Un lavoro documentale e storiografico di accattivante interesse storico culturale e sociale. L’introduzione della serata sarà a cura di Rita D’Addona, giornalista e Presidente UCSI Molise, mentre per le conclusioni interverrà Tommaso Dragani, Governatore del Distretto 108°, Lion Tommaso. Ad integrare l’alto momento culturale, sarà l’esecuzione musicale di apertura di intermezzo e conclusivo a cura degli artisti locali del soprano Gioia Granata e del pianista Mauro D’Alfonso, quale omaggio a Francesco Paolo Tosti, raffinato cantante, musicista e compositore di fine ottocento (1846). L’evento costituisce per i territori un utile momento di riflessione sull’importanza che la Chiesa Cattolica attribuisce alla integrazione dei mezzi di comunicazione in tutti i suoi profili del linguaggio.

Un libro molto interessante come ha indicato il cardinale Pietro Parolin, segretario di Stato vaticano nella sua introduzione al libro – perché attraverso la ricerca negli Archivi vaticani mette in luce il rapporto dei Papi, a partire da Pio XII, con i nuovi mezzi di comunicazione e soprattutto il cinema. Pontefici dotati di una capacità profetica perché si resero conto delle grandi opportunità per l’annuncio del Vangelo.
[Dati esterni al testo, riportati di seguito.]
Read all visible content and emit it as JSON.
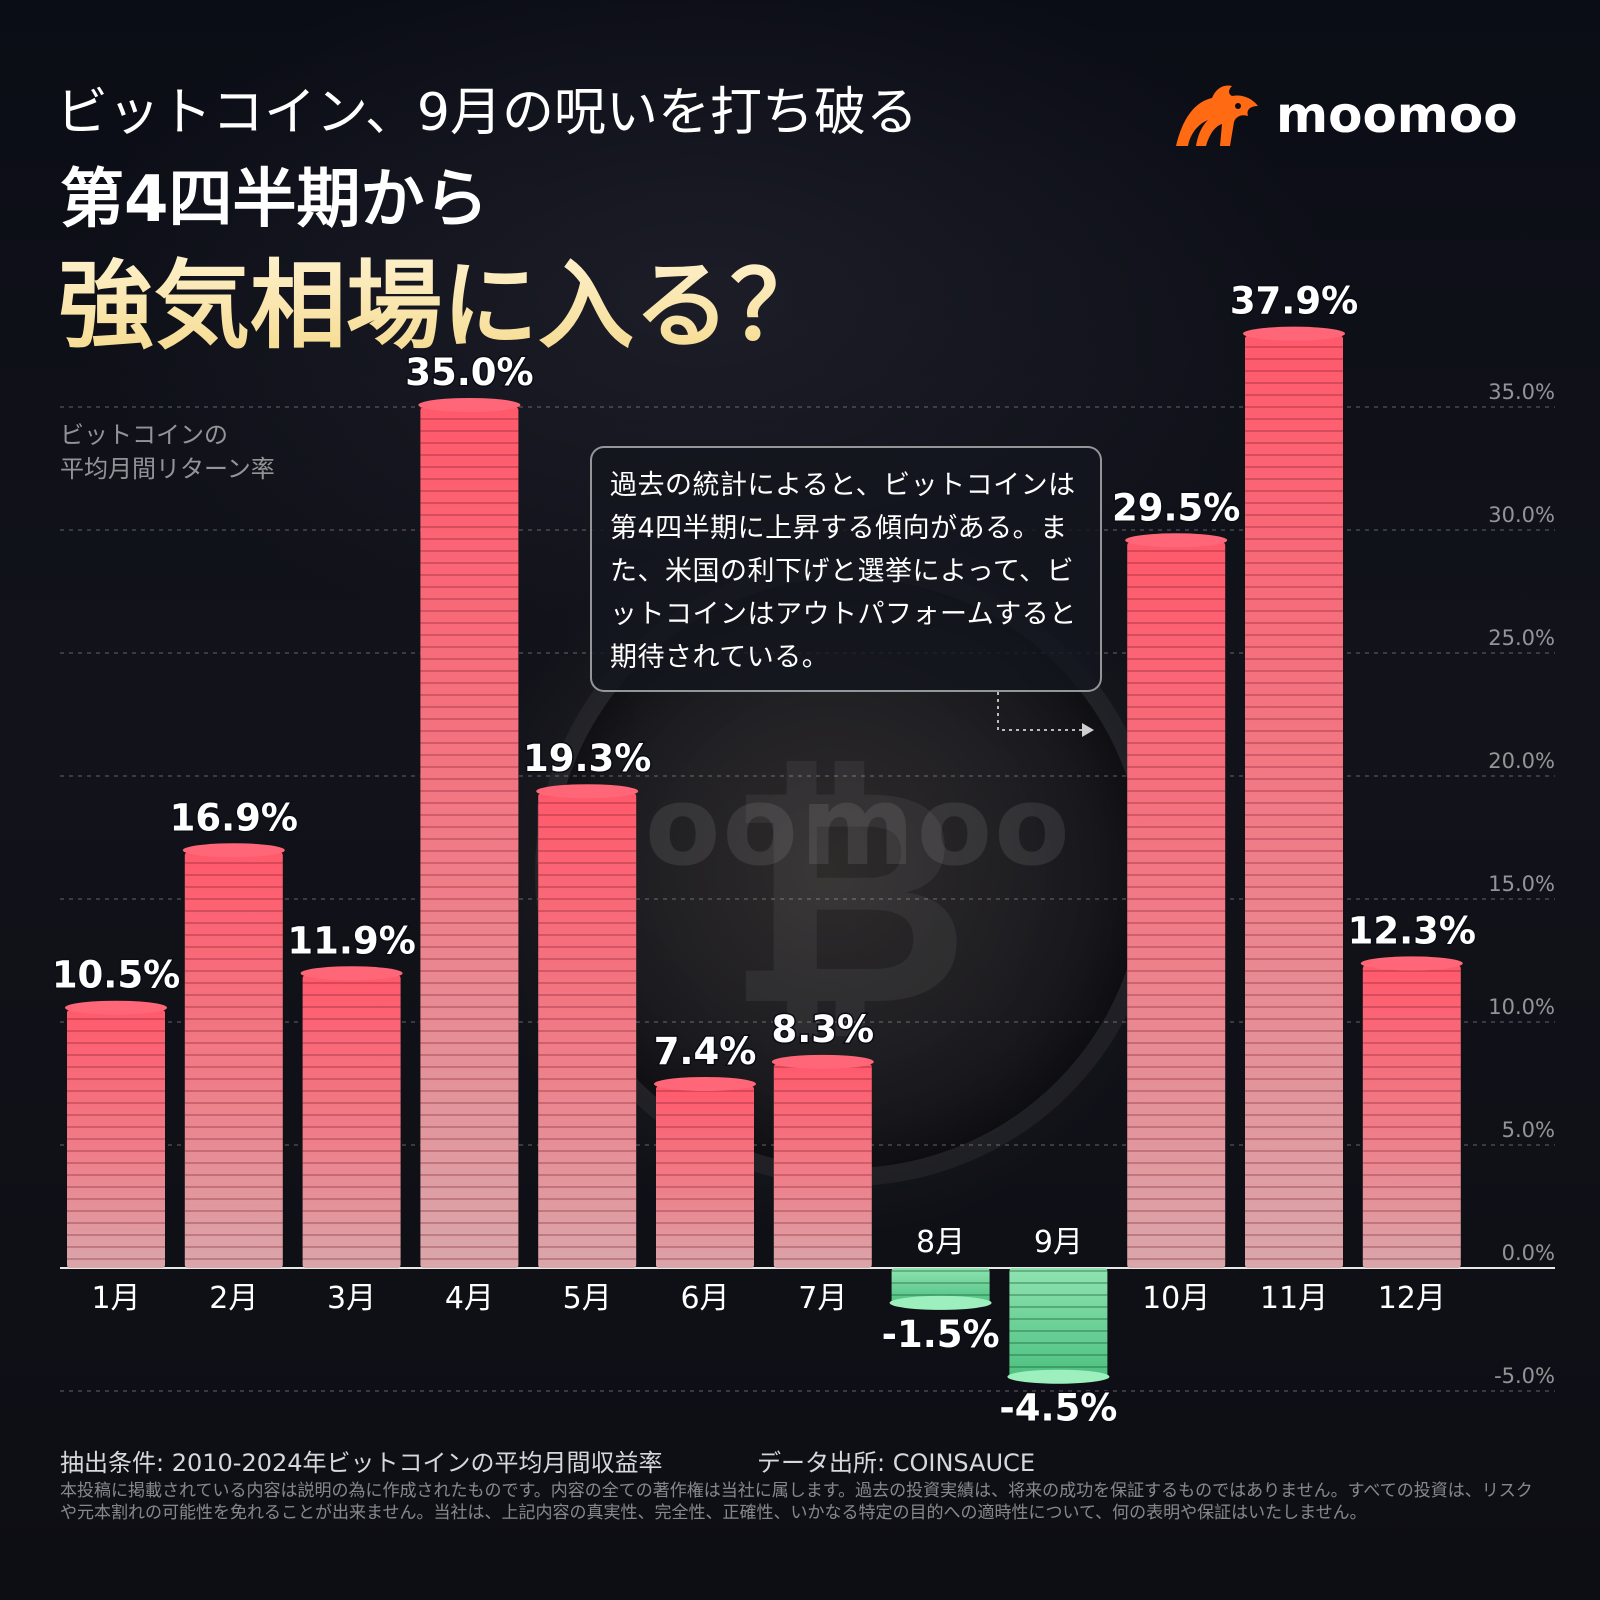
{
  "title": {
    "line1": "ビットコイン、9月の呪いを打ち破る",
    "line2": "第4四半期から",
    "line3": "強気相場に入る？"
  },
  "brand": {
    "name": "moomoo",
    "icon": "bull-icon",
    "accent": "#ff6a13"
  },
  "watermark": "moomoo",
  "callout": "過去の統計によると、ビットコインは第4四半期に上昇する傾向がある。また、米国の利下げと選挙によって、ビットコインはアウトパフォームすると期待されている。",
  "footer": {
    "condition": "抽出条件: 2010-2024年ビットコインの平均月間収益率",
    "source": "データ出所: COINSAUCE",
    "disclaimer": "本投稿に掲載されている内容は説明の為に作成されたものです。内容の全ての著作権は当社に属します。過去の投資実績は、将来の成功を保証するものではありません。すべての投資は、リスクや元本割れの可能性を免れることが出来ません。当社は、上記内容の真実性、完全性、正確性、いかなる特定の目的への適時性について、何の表明や保証はいたしません。"
  },
  "chart_data": {
    "type": "bar",
    "ylabel": "ビットコインの\n平均月間リターン率",
    "categories": [
      "1月",
      "2月",
      "3月",
      "4月",
      "5月",
      "6月",
      "7月",
      "8月",
      "9月",
      "10月",
      "11月",
      "12月"
    ],
    "values": [
      10.5,
      16.9,
      11.9,
      35.0,
      19.3,
      7.4,
      8.3,
      -1.5,
      -4.5,
      29.5,
      37.9,
      12.3
    ],
    "data_labels": [
      "10.5%",
      "16.9%",
      "11.9%",
      "35.0%",
      "19.3%",
      "7.4%",
      "8.3%",
      "-1.5%",
      "-4.5%",
      "29.5%",
      "37.9%",
      "12.3%"
    ],
    "ylim": [
      -5,
      35
    ],
    "yticks": [
      -5,
      0,
      5,
      10,
      15,
      20,
      25,
      30,
      35
    ],
    "ytick_labels": [
      "-5.0%",
      "0.0%",
      "5.0%",
      "10.0%",
      "15.0%",
      "20.0%",
      "25.0%",
      "30.0%",
      "35.0%"
    ],
    "grid": true,
    "colors": {
      "positive": "#f26b7a",
      "negative": "#5fd08e"
    }
  }
}
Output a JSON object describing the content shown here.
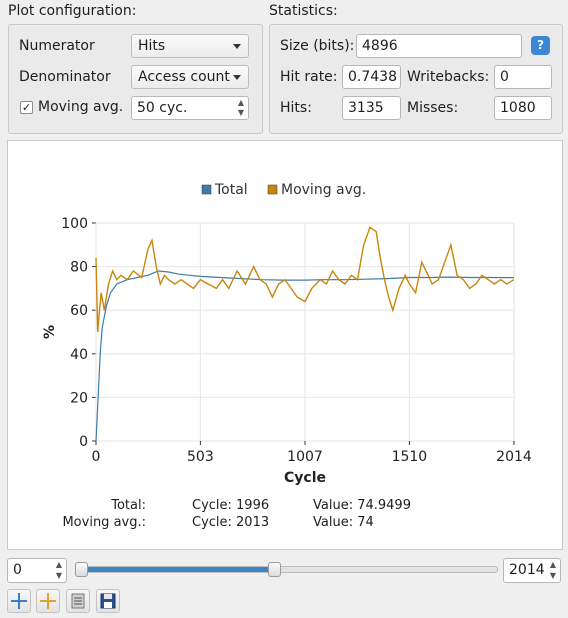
{
  "plot_config": {
    "title": "Plot configuration:",
    "numerator_label": "Numerator",
    "numerator_value": "Hits",
    "denominator_label": "Denominator",
    "denominator_value": "Access count",
    "moving_avg_label": "Moving avg.",
    "moving_avg_checked": true,
    "check_mark": "✓",
    "moving_avg_value": "50 cyc."
  },
  "statistics": {
    "title": "Statistics:",
    "size_label": "Size (bits):",
    "size_value": "4896",
    "help_icon": "?",
    "hit_rate_label": "Hit rate:",
    "hit_rate_value": "0.7438",
    "writebacks_label": "Writebacks:",
    "writebacks_value": "0",
    "hits_label": "Hits:",
    "hits_value": "3135",
    "misses_label": "Misses:",
    "misses_value": "1080"
  },
  "chart_data": {
    "type": "line",
    "xlabel": "Cycle",
    "ylabel": "%",
    "xlim": [
      0,
      2014
    ],
    "ylim": [
      0,
      100
    ],
    "x_ticks": [
      "0",
      "503",
      "1007",
      "1510",
      "2014"
    ],
    "y_ticks": [
      "0",
      "20",
      "40",
      "60",
      "80",
      "100"
    ],
    "legend_position": "top",
    "series": [
      {
        "name": "Total",
        "color": "#3e7ca8",
        "x": [
          0,
          10,
          20,
          30,
          50,
          70,
          100,
          150,
          200,
          250,
          300,
          350,
          400,
          450,
          503,
          600,
          700,
          800,
          900,
          1007,
          1100,
          1200,
          1300,
          1400,
          1510,
          1600,
          1700,
          1800,
          1900,
          1996,
          2014
        ],
        "y": [
          0,
          20,
          40,
          52,
          62,
          68,
          72,
          74,
          75,
          76,
          78,
          77.5,
          76.5,
          76,
          75.5,
          75,
          74.5,
          74,
          73.8,
          73.8,
          74,
          74,
          74.2,
          74.5,
          75,
          75,
          75.2,
          75,
          75,
          74.9499,
          74.9
        ]
      },
      {
        "name": "Moving avg.",
        "color": "#c8860a",
        "x": [
          0,
          8,
          15,
          25,
          40,
          60,
          80,
          100,
          120,
          150,
          180,
          220,
          250,
          270,
          290,
          310,
          330,
          350,
          380,
          410,
          440,
          470,
          503,
          540,
          580,
          610,
          640,
          680,
          720,
          760,
          790,
          820,
          850,
          880,
          910,
          940,
          970,
          1007,
          1040,
          1080,
          1110,
          1140,
          1170,
          1200,
          1230,
          1260,
          1290,
          1320,
          1350,
          1370,
          1390,
          1410,
          1430,
          1460,
          1490,
          1510,
          1540,
          1570,
          1600,
          1620,
          1650,
          1680,
          1710,
          1740,
          1770,
          1800,
          1830,
          1860,
          1890,
          1920,
          1950,
          1980,
          2013
        ],
        "y": [
          84,
          50,
          58,
          68,
          60,
          72,
          78,
          74,
          76,
          74,
          78,
          75,
          88,
          92,
          80,
          72,
          76,
          74,
          72,
          74,
          72,
          70,
          74,
          72,
          70,
          74,
          70,
          78,
          72,
          80,
          74,
          72,
          66,
          72,
          74,
          70,
          66,
          64,
          70,
          74,
          72,
          78,
          74,
          72,
          76,
          74,
          90,
          98,
          96,
          84,
          74,
          66,
          60,
          70,
          76,
          72,
          68,
          82,
          76,
          72,
          74,
          82,
          90,
          76,
          74,
          70,
          72,
          76,
          74,
          72,
          74,
          72,
          74
        ]
      }
    ]
  },
  "readout": {
    "total_label": "Total:",
    "total_cycle": "Cycle: 1996",
    "total_value": "Value: 74.9499",
    "moving_label": "Moving avg.:",
    "moving_cycle": "Cycle: 2013",
    "moving_value": "Value: 74"
  },
  "range": {
    "min_value": "0",
    "max_value": "2014",
    "slider_fraction": 0.47
  },
  "toolbar": {
    "icons": [
      "crosshair-blue-icon",
      "crosshair-orange-icon",
      "list-icon",
      "save-icon"
    ]
  }
}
Un’attenzione che sfociò nella nascita della Filmoteca Vaticana, “frutto al contempo dell’insistenza sulla necessità di promuovere una nuova «cultura cinematografica» nel mondo cattolico, ma anche della lungimiranza di Pio XII e Giovanni XXIII nel prevedere il poderoso sviluppo di una civiltà dell’immagine”. Voluta da Giovanni XXIII, la Filmoteca Vaticana raccoglie la memoria filmica della Santa Sede

 

IL LIBRO

Il volume di monsignore Viganò si snoda attraverso le figure di Pontefici che hanno segnato il rapporto tra il cinema e la Chiesa, a partire da Pio XII, “il più cinematografico dei Papi” come  spiega l’autore “non solo per gli interventi in materia ma anche per il film a cui prese parte Pastor Angelicus” del 1942. Nel volume c’è una parte dedicata a Giovanni XXIII che con la Lettera Apostolica Boni Pastor istituì la Filmoteca Vaticana. Un’analisi che si intreccia con l’approfondimento di due diversi atteggiamenti della Chiesa, “una doppia pedagogia”, tra ammonimento e incoraggiamento. “Questo libro – racconta Viganò – contiene documenti inediti trovati negli archivi della Segreteria di Stato e della Gendarmeria Vaticana come, ad esempio, un faldone con le note di carico e scarico delle bobine dei film dall’appartamento papale alla Gendarmeria. Questo ci dice che nel suo appartamento il Papa ha visto dei film e che prima della Filmoteca c’era un locale della Gendarmeria per conservare le pellicole”.